GERECHTSHOF ARNHEM-LEEUWARDEN

locatie Leeuwarden
afdeling civiel recht
zaaknummer gerechtshof 200.217.771/01
(zaaknummer rechtbank Overijssel C/08/195992 / FA RK 16-3156)
beschikking van 28 november 2017
inzake
[verzoekster]en
[verzoeker],
wonende te [A] ,
verzoekers in hoger beroep,
verder te noemen: de ouders,
advocaat: mr. P.L. Hellinga te Zwolle,
en
de raad voor de kinderbescherming,
gevestigd te Zwolle,
verder te noemen: de raad.
Als overige belanghebbende is aangemerkt:
de gecertificeerde instelling
William Schrikker Stichting Jeugdbescherming en Jeugdreclassering
gevestigd te Amsterdam,
verder te noemen: de GI.

1.Het geding in eerste aanleg

Het hof verwijst voor het geding in eerste aanleg naar de beschikking van de rechtbank Overijssel, zittingsplaats Zwolle van 24 maart 2017, uitgesproken onder voormeld zaaknummer.

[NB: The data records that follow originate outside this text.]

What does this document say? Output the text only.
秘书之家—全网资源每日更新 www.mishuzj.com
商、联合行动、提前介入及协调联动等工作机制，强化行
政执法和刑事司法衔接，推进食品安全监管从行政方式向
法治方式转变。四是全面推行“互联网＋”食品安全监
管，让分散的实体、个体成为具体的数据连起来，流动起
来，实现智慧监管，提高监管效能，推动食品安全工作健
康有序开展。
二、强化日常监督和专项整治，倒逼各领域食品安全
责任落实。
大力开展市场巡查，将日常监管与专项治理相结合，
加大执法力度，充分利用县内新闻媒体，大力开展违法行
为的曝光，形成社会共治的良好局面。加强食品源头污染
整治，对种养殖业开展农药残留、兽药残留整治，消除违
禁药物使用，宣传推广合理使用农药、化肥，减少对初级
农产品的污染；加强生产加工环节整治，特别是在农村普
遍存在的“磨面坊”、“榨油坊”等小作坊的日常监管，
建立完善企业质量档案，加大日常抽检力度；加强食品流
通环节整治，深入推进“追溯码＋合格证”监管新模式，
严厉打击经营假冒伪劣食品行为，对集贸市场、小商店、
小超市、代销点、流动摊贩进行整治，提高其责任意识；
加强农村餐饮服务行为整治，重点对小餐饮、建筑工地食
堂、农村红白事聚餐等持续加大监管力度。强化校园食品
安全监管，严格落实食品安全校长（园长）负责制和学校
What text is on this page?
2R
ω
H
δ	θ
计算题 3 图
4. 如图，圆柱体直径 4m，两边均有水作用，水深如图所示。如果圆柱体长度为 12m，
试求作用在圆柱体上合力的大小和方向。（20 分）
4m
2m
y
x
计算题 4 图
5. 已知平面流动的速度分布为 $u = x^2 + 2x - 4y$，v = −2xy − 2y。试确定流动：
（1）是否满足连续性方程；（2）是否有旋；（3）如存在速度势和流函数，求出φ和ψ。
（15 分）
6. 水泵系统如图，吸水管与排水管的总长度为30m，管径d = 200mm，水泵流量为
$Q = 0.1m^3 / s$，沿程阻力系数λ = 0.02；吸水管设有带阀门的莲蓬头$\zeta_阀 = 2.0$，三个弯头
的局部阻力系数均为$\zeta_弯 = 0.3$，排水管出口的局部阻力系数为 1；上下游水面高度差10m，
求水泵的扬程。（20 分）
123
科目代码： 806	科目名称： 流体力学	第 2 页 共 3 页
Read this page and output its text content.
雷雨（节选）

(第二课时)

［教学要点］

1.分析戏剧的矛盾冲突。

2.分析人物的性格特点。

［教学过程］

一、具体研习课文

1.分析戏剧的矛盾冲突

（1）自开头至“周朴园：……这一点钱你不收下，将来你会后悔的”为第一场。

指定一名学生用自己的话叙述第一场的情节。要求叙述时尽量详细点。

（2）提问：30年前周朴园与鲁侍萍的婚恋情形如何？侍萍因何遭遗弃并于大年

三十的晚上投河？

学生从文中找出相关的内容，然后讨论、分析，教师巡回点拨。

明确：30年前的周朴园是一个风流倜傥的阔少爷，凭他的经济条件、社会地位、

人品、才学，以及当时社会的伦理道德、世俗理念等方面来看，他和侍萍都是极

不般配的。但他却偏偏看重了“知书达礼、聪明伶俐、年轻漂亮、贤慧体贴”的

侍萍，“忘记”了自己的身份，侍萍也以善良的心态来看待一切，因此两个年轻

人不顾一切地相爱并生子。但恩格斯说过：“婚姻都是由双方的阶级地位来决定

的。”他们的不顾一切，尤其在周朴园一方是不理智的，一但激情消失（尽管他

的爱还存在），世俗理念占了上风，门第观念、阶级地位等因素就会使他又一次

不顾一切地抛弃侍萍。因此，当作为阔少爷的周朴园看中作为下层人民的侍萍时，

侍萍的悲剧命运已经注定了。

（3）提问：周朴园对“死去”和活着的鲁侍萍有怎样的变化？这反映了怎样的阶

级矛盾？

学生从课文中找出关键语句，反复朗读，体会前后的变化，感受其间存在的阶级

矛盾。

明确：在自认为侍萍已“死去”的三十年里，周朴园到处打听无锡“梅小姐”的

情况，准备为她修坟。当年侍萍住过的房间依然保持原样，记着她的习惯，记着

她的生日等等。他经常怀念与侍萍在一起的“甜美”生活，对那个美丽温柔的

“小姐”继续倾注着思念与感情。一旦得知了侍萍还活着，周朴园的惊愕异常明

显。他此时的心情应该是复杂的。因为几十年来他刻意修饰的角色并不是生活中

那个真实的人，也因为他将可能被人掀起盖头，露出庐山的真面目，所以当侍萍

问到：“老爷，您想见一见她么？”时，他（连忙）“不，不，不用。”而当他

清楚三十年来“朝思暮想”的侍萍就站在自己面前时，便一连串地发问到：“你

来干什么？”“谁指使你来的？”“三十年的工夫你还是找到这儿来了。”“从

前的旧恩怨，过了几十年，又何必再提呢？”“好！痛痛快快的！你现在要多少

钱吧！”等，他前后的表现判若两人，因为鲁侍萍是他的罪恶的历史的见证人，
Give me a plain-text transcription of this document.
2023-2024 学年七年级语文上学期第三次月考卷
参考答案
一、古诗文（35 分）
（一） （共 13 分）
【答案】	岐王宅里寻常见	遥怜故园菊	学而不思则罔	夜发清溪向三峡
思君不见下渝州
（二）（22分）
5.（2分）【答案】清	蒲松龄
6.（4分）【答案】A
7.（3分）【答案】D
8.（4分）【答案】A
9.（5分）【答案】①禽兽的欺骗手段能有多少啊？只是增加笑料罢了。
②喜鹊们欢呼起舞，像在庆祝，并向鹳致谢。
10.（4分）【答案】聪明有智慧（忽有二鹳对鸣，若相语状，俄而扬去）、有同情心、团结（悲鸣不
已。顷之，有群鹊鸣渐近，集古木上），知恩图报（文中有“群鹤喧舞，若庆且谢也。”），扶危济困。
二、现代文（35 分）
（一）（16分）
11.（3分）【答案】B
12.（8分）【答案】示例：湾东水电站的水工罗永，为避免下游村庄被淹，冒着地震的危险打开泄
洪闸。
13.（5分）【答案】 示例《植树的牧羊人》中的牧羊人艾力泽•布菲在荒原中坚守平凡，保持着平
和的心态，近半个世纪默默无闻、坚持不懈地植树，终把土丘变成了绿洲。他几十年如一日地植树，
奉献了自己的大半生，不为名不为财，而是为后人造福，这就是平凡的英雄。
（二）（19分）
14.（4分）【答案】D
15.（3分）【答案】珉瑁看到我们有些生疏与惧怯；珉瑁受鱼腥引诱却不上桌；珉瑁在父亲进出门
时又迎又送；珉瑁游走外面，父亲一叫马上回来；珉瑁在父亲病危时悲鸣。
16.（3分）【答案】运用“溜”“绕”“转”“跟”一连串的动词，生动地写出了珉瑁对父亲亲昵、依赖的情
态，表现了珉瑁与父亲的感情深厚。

2.Het geding in hoger beroep

2.1
Het verloop van de procedure blijkt uit:
- het beroepschrift met productie(s), ingekomen op 16 juni 2017;
- het verweerschrift van de raad;
- een journaalbericht van mr. Hellinga van 14 juli 2017 met productie(s).
2.2
De minderjarige [de minderjarige] (hierna: [de minderjarige] ) is in de gelegenheid gesteld zijn mening kenbaar te maken met betrekking tot het verzoek, maar heeft daarvan geen gebruik gemaakt.
2.3
De mondelinge behandeling heeft op 30 oktober 2017 plaatsgevonden. Namens de ouders is mr. Hellinga verschenen. Namens de raad is mevrouw [B] verschenen. Namens de GI zijn verschenen mevrouw [C] (jeugdbeschermer), mevrouw [D] en mevrouw [E] .
Mr. Hellinga heeft haar pleitaantekeningen overgelegd.

3.De feiten

3.1
Uit het huwelijk van de ouders is [in] 2004 [de minderjarige] geboren, over wie zij tot de bestreden beschikking gezamenlijk het gezag uitoefenden.
Uit het huwelijk van de ouders zijn voorts geboren, de navolgende met hun roepnaam aangeduide kinderen: [F] , die zestien jaar is, [G] , die vijftien jaar is, [H] die elf jaar is, [I] die acht jaar is en [J] die drie jaar is. [G] , [H] en [I] wonen niet meer bij de ouders en het ouderlijk gezag over hen is beëindigd.
De moeder heeft uit een eerder huwelijk nog vijf kinderen, die bij hun vader zijn opgegroeid en inmiddels meerderjarig zijn.
3.2
[de minderjarige] is bij beschikking van 6 januari 2011 door de kinderrechter in de voormalige rechtbank Zwolle-Lelystad, onder toezicht gesteld van de voormalige gezinsvoogdij-instelling Bureau Jeugdzorg Overijssel voor de duur van één jaar, welke termijn laatstelijk is verlengd bij de beschikking van 12 december 2016 van de rechtbank Overijssel voor de duur van één jaar, ingaande 6 januari 2017.
3.3
Bij beschikking van 15 juli 2011 heeft de kinderrechter in de voormalige rechtbank Zwolle-Lelystad de toenmalige gezinsvoogdij-instelling gemachtigd [de minderjarige] uit huis te plaatsen, welke uithuisplaatsing laatstelijk is verlengd bij beschikking van 12 december 2016 van de kinderrechter in de rechtbank Overijssel voor de duur van één jaar, ingaande 6 januari 2017.
3.4
[de minderjarige] bijna vijf jaren in een pleeggezin gewoond, daarna ruim één jaar in een gezinshuis in [K] en sinds begin juli 2017 woont hij in een gezinshuis in [L] .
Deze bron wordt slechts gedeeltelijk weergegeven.